仅仅只有架构，是不足以完善我们的想法的，因此，我们基于某种产品化的考虑，考虑设计完善的业务流程，从用户接入使用，到数据解析，分析以及反馈系统，从而形成一个较为完整的闭环应用体系，因此，设计如下业务框架：

django实现问答系统 python问答系统,django实现问答系统 python问答系统_知识图谱_07,第7张

如上图所展示，考虑到一个完整的问答系统，必定不能百分百考虑到所有情况，因此，我们需要在业务处理上，考虑当遇到一些疑难杂症的时候，数据应该流转到哪些新模块去做处理，这样才有可能在未来不断地提高KBQA系统的正确率，上图便考虑增加新词发现，新问题发现来帮助系统完善应用广度，增加意图理解来完善深度，而考虑到需要增加KG和模板，那么就需要使用人工加机器二合一的答案判别和数据分析系统模块，这样逐渐形成一个完善的生产系统。我这里仅实现黄色部分，右边的没空实现，不过可以给大家提供一个不错的思路。

3.2、使用python链接Fuseki

利用SPARQLWrapper的接口实现对feseki的调用，测试和使用前记得启动fuseki的服务器。

代码文件fuseki_query.py内容如下：

from SPARQLWrapper import SPARQLWrapper,JSON

class Fuseki:
    def __init__(self,url ='http://localhost:3030/kg_movie/query'):
        self.sparql = SPARQLWrapper(url)
        print('sparql init successful ...')

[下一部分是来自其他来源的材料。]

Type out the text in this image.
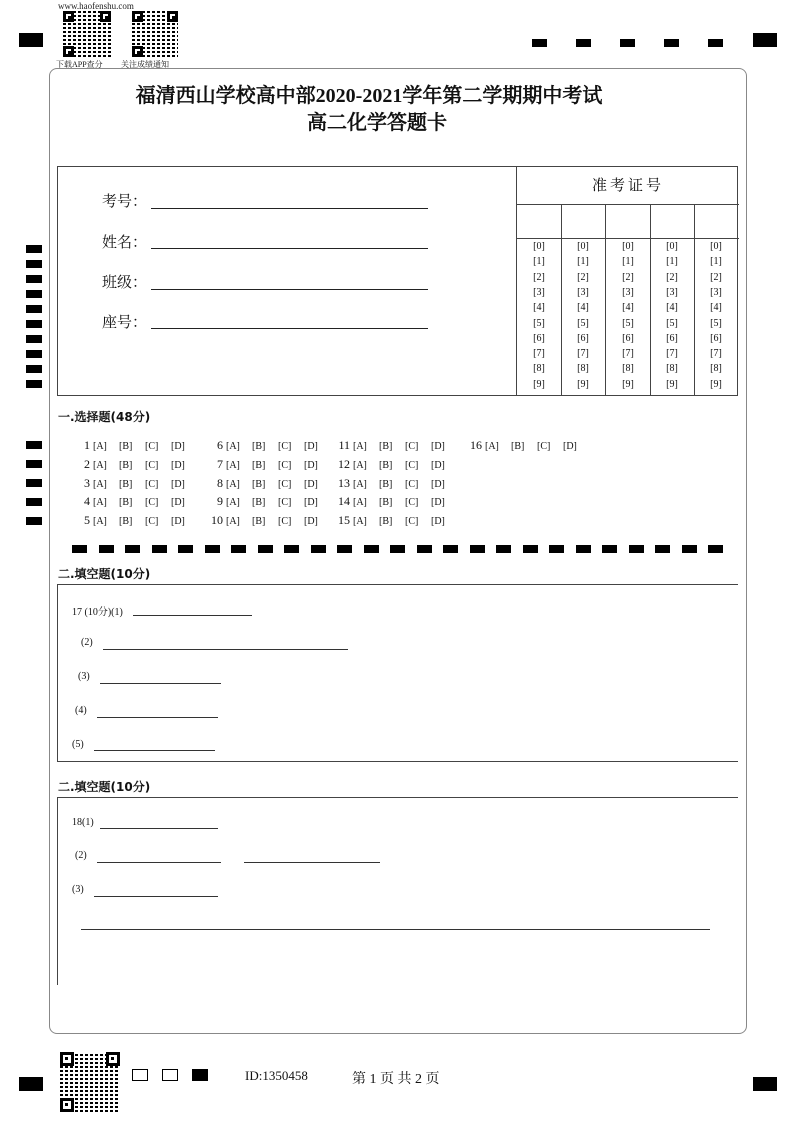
www.haofenshu.com
下载APP查分 关注成绩通知
福清西山学校高中部2020-2021学年第二学期期中考试
高二化学答题卡
考号：
姓名：
班级：
座号：
准考证号
[0]
[1]
[2]
[3]
[4]
[5]
[6]
[7]
[8]
[9]
[0]
[1]
[2]
[3]
[4]
[5]
[6]
[7]
[8]
[9]
[0]
[1]
[2]
[3]
[4]
[5]
[6]
[7]
[8]
[9]
[0]
[1]
[2]
[3]
[4]
[5]
[6]
[7]
[8]
[9]
[0]
[1]
[2]
[3]
[4]
[5]
[6]
[7]
[8]
[9]
一.选择题(48分)
1 [A] [B] [C] [D]
2 [A] [B] [C] [D]
3 [A] [B] [C] [D]
4 [A] [B] [C] [D]
5 [A] [B] [C] [D]
6 [A] [B] [C] [D]
7 [A] [B] [C] [D]
8 [A] [B] [C] [D]
9 [A] [B] [C] [D]
10 [A] [B] [C] [D]
11 [A] [B] [C] [D]
12 [A] [B] [C] [D]
13 [A] [B] [C] [D]
14 [A] [B] [C] [D]
15 [A] [B] [C] [D]
16 [A] [B] [C] [D]
二.填空题(10分)
17 (10分)(1)
(2)
(3)
(4)
(5)
二.填空题(10分)
18(1)
(2)
(3)
ID:1350458	第 1 页 共 2 页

    def query(self, query_str):
        self.sparql.setQuery(query_str)
        self.sparql.setReturnFormat(JSON)
        result = self.sparql.query().convert()
        return result

    def query_str_build(self,str):
        pass


def test():
    fuseki = Fuseki()
    query_str = r'''
     PREFIX rdf: <http://www.w3.org/1999/02/22-rdf-syntax-ns#> 
     PREFIX : <http://www.kg_movie.com#>   
     SELECT * WHERE {   
     ?x rdf:type :Comedian.   
     ?x :actor_chName ?n.   
     } LIMIT 10
    '''

    query_str = r'''
    PREFIX rdf: <http://www.w3.org/1999/02/22-rdf-syntax-ns#> 
     PREFIX : <http://www.kg_movie.com#>   
     SELECT * WHERE {
            ?x :actor_chName '周星驰'.
            ?x :actor_bio ?n.
            } LIMIT 10
            '''
    res = fuseki.query(query_str)
    print(res)

if __name__ == '__main__':
    test()

核心在class Fuseki这里，后续会被调用到。

3.2、分词实现

3.2.1、实体词处理

首先要导出存储在mysql中的实体词，导出其中的movie和actor两张表的chName列，可以导出成txt：

导出后效果如下：

django实现问答系统 python问答系统,django实现问答系统 python问答系统_自然语言处理_08,第8张

django实现问答系统 python问答系统,django实现问答系统 python问答系统_词性_09,第9张

需要导出这两个文本的原因：

考虑到对用户话语进行关键词提取和分词，对于我们最关心的热点词，担心分词效果不好，因此将这两个实体数据提取出来，进行特殊词性标注，这样再分词环节就很容易提取出常用热点词。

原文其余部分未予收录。